Abstract

Quantum mechanics (QM) predicts probabilities on the fundamental level which are, via Born probability law, connected to the formal randomness of infinite sequences of QM outcomes. Recently it has been shown that QM is algorithmic 1-random in the sense of Martin–Löf. We extend this result and demonstrate that QM is algorithmic $$\omega$$ -random and generic, precisely as described by the ’miniaturisation’ of the Solovay forcing to arithmetic. This is extended further to the result that QM becomes Zermelo–Fraenkel Solovay random on infinite-dimensional Hilbert spaces. Moreover, it is more likely that there exists a standard transitive ZFC model M, where QM is expressed in reality, than in the universe V of sets. Then every generic quantum measurement adds to M the infinite sequence, i.e. random real $$r\in 2^{\omega }$$, and the model undergoes random forcing extensions M[r]. The entire process of forcing becomes the structural ingredient of QM and parallels similar constructions applied to spacetime in the quantum limit, therefore showing the structural resemblance of both in this limit.
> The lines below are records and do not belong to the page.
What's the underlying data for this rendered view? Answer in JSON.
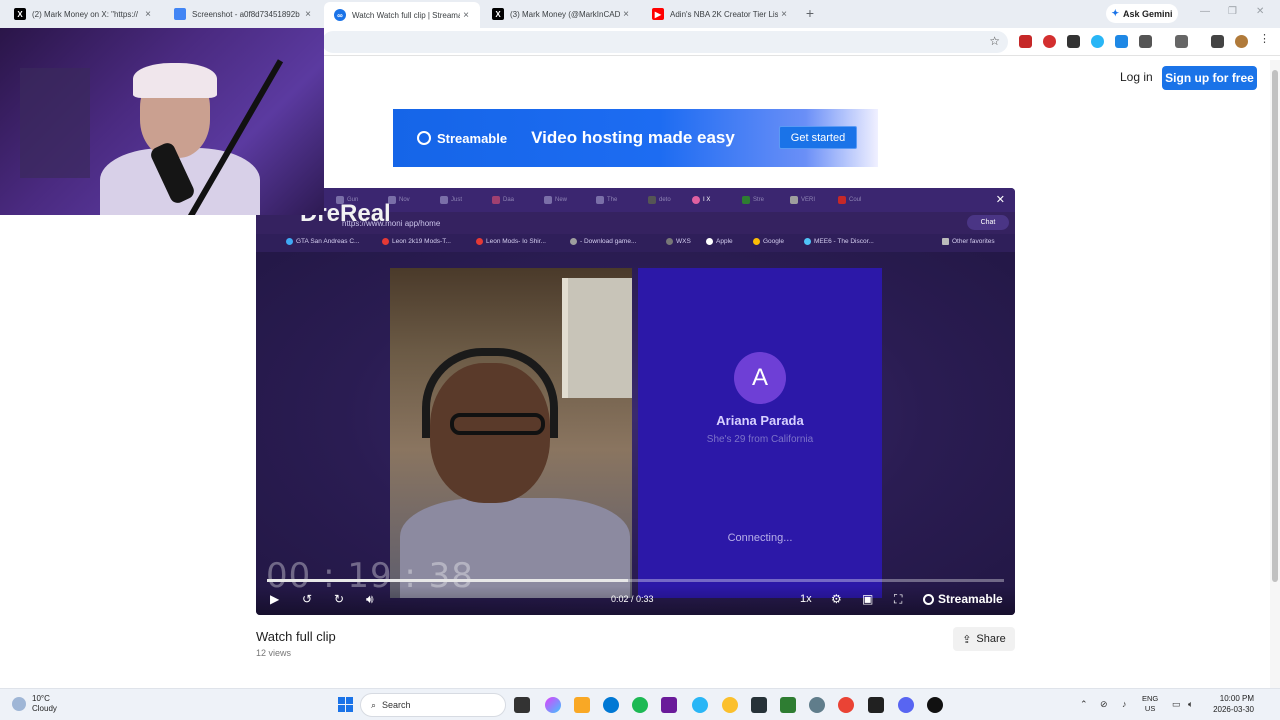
{
  "browser": {
    "tabs": [
      {
        "title": "(2) Mark Money on X: \"https://",
        "icon": "x-icon",
        "color": "#000000"
      },
      {
        "title": "Screenshot - a0f8d73451892b",
        "icon": "screenshot-icon",
        "color": "#4285f4"
      },
      {
        "title": "Watch Watch full clip | Streama",
        "icon": "streamable-icon",
        "color": "#1a73e8"
      },
      {
        "title": "(3) Mark Money (@MarkInCAD",
        "icon": "x-icon",
        "color": "#000000"
      },
      {
        "title": "Adin's NBA 2K Creator Tier List",
        "icon": "youtube-icon",
        "color": "#ff0000"
      }
    ],
    "ask_gemini": "Ask Gemini",
    "new_tab": "+"
  },
  "header": {
    "login": "Log in",
    "signup": "Sign up for free"
  },
  "banner": {
    "brand": "Streamable",
    "headline": "Video hosting made easy",
    "cta": "Get started"
  },
  "video": {
    "overlay_name": "DreReal",
    "inner_tabs": [
      "Gun",
      "Nov",
      "Just",
      "Daa",
      "New",
      "The",
      "deto",
      "I X",
      "Stre",
      "VERI",
      "Coul"
    ],
    "url": "https://www.moni app/home",
    "chat": "Chat",
    "bookmarks": [
      "GTA San Andreas C...",
      "Leon 2k19 Mods-T...",
      "Leon Mods- Io Shir...",
      "- Download game...",
      "WXS",
      "Apple",
      "Google",
      "MEE6 - The Discor...",
      "Other favorites"
    ],
    "avatar_letter": "A",
    "match_name": "Ariana Parada",
    "match_sub": "She's 29 from California",
    "status": "Connecting...",
    "timer": "00 : 19 : 38",
    "time_display": "0:02 / 0:33",
    "progress_fraction": 0.49,
    "speed": "1x",
    "brand": "Streamable"
  },
  "clip": {
    "title": "Watch full clip",
    "views": "12 views",
    "share": "Share"
  },
  "taskbar": {
    "weather_temp": "10°C",
    "weather_desc": "Cloudy",
    "search": "Search",
    "lang_top": "ENG",
    "lang_bottom": "US",
    "time": "10:00 PM",
    "date": "2026-03-30"
  }
}
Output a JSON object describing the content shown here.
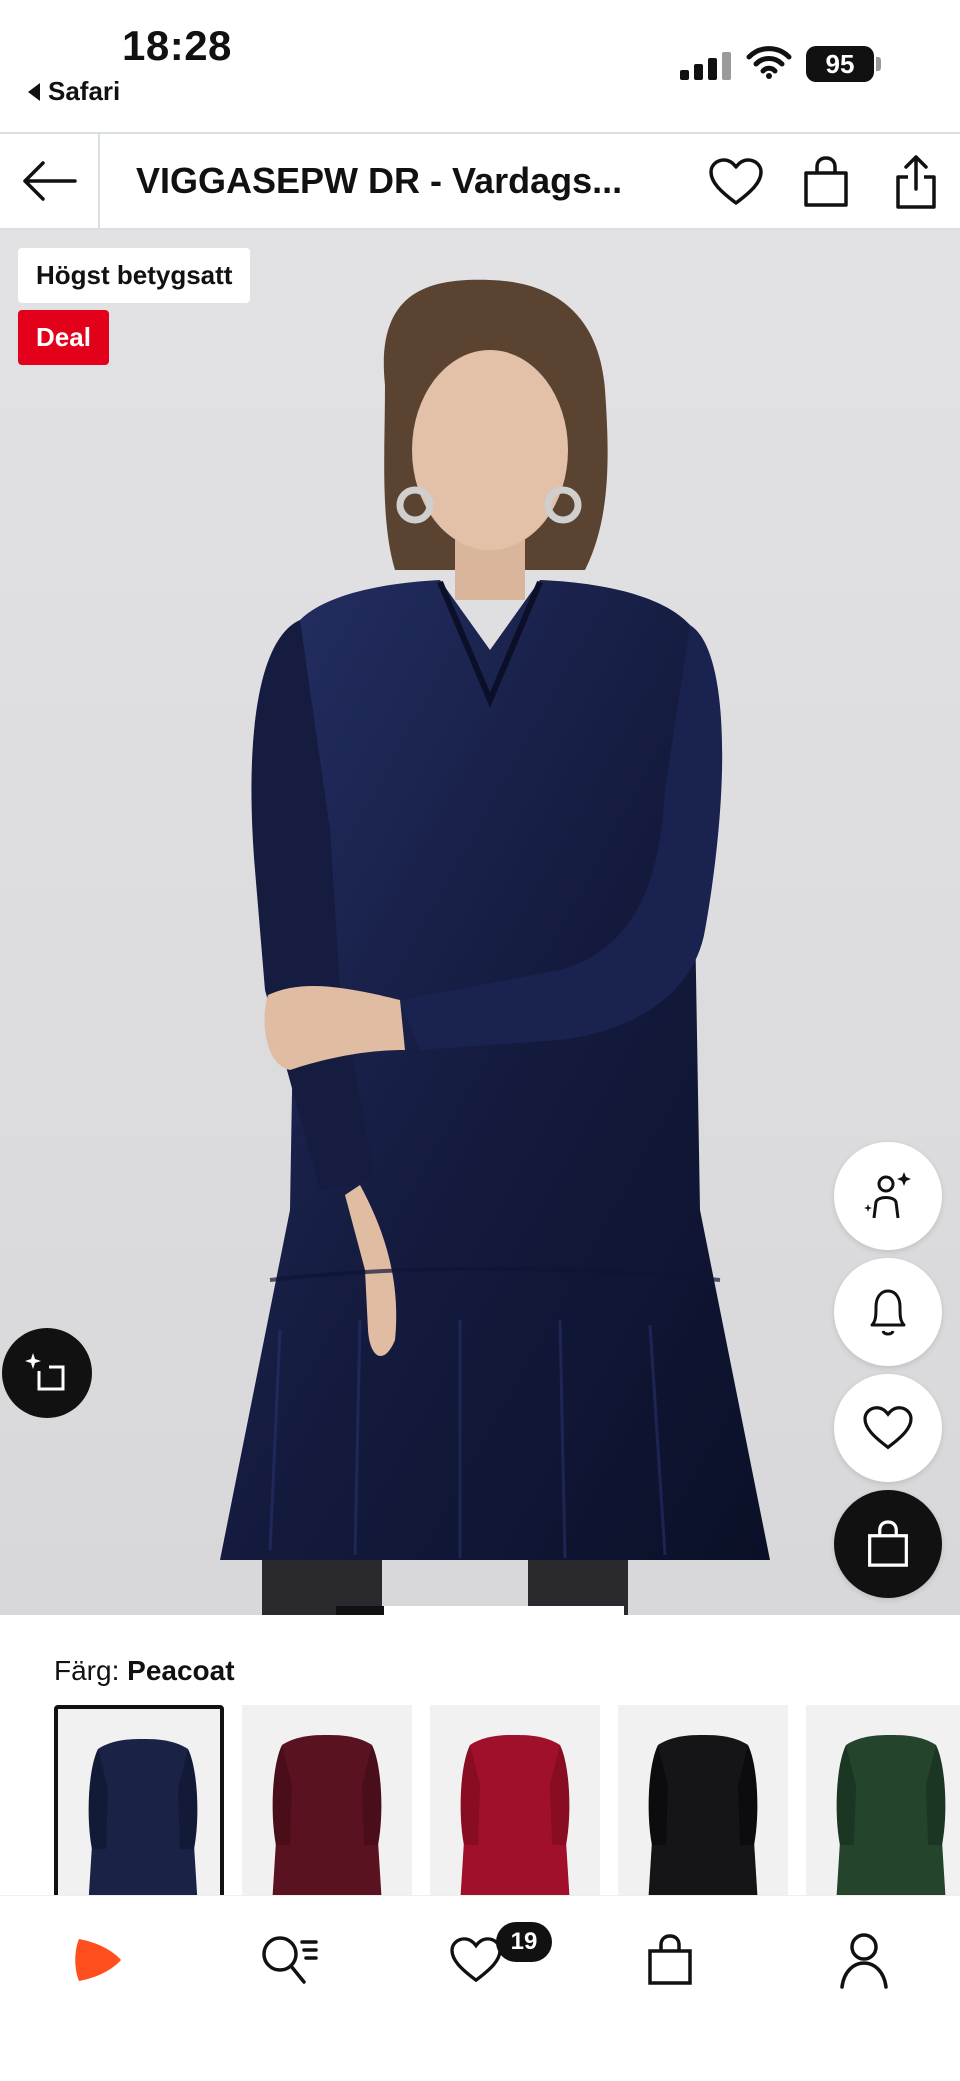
{
  "status_bar": {
    "time": "18:28",
    "back_app": "Safari",
    "battery": "95"
  },
  "nav": {
    "title": "VIGGASEPW DR - Vardags..."
  },
  "hero": {
    "badge_top": "Högst betygsatt",
    "badge_deal": "Deal",
    "deal_color": "#e2001a"
  },
  "color": {
    "label": "Färg:",
    "selected": "Peacoat",
    "swatches": [
      {
        "color": "#1a2245",
        "selected": true
      },
      {
        "color": "#5a1220",
        "selected": false
      },
      {
        "color": "#a0102a",
        "selected": false
      },
      {
        "color": "#151518",
        "selected": false
      },
      {
        "color": "#24452c",
        "selected": false
      }
    ]
  },
  "tab_bar": {
    "wishlist_count": "19",
    "accent": "#ff4f1f"
  }
}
We discuss several questions regarding measurability and possible practical applications of the extended Solovay randomness of QM. The method applied is the formalization based on models of ZFC; however, this is particularly well-suited technique to recognising randomness questions of QM. When one works in a constant model of ZFC or in axiomatic ZFC itself, the issues considered here remain hidden to a great extent.